The Pentagon statement continued, “Russia has also continuously violated its obligations under the Treaty, despite a host of U.S. and Allied efforts over the past several years. Since 2017, the United States has declared Russia in violation of the Treaty for limiting flight distances over the Kaliningrad Oblast to 500 kilometers (km) and for denying flights within 10 km of portions of the Georgian-Russian border. Most recently, in September 2019, Russia violated the Treaty again by denying a flight over a major military exercise, preventing the exact transparency the Treaty is meant to provide.”

The Trump administration has been raising concerns in recent months about Russia’s decisions to block the exact kinds of surveillance flights guaranteed in the treaty. President Donald Trump signed a document in October, signifying his intent to leave the deal. In a March congressional hearing, Secretary of Defense Mark Esper also raised concerns about the blocked surveillance flights.

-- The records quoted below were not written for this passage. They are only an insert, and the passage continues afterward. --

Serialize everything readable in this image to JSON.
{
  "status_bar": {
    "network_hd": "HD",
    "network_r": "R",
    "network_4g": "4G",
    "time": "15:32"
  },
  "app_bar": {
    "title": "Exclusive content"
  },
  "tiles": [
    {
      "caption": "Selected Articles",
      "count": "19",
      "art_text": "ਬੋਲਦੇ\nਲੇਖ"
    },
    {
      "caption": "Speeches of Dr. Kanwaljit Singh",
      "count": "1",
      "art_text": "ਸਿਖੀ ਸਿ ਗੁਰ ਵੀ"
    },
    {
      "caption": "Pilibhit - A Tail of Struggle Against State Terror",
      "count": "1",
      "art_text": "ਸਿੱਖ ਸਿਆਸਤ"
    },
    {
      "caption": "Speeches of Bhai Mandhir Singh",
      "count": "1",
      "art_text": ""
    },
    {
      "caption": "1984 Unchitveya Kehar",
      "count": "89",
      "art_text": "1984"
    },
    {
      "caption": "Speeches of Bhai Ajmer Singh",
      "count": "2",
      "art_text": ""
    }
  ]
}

The decision to withdraw, however, could raise problems for other countries still maintaining the agreement. If the U.S. leaves, other countries with less capable surveillance equipment may struggle to gather the same information about Russian military activity gathered in the past. The U.S. withdrawal could also prompt Russia to do the same.

“We remain committed to effective, verifiable, and enforceable arms control policies that advance U.S., Allied, and partner security, and we will continue to work together to achieve those ends,” the Pentagon statement said. “The United States has been in close communication with our Allies and partners regarding our review of the Treaty and we will explore options to provide additional imagery products to Allies to mitigate any gaps that may result from this withdrawal.”

In Pompeo’s Thursday announcement, he did say that the U.S. could reconsider its move to withdraw from the treaty if Russia returns to “full compliance.”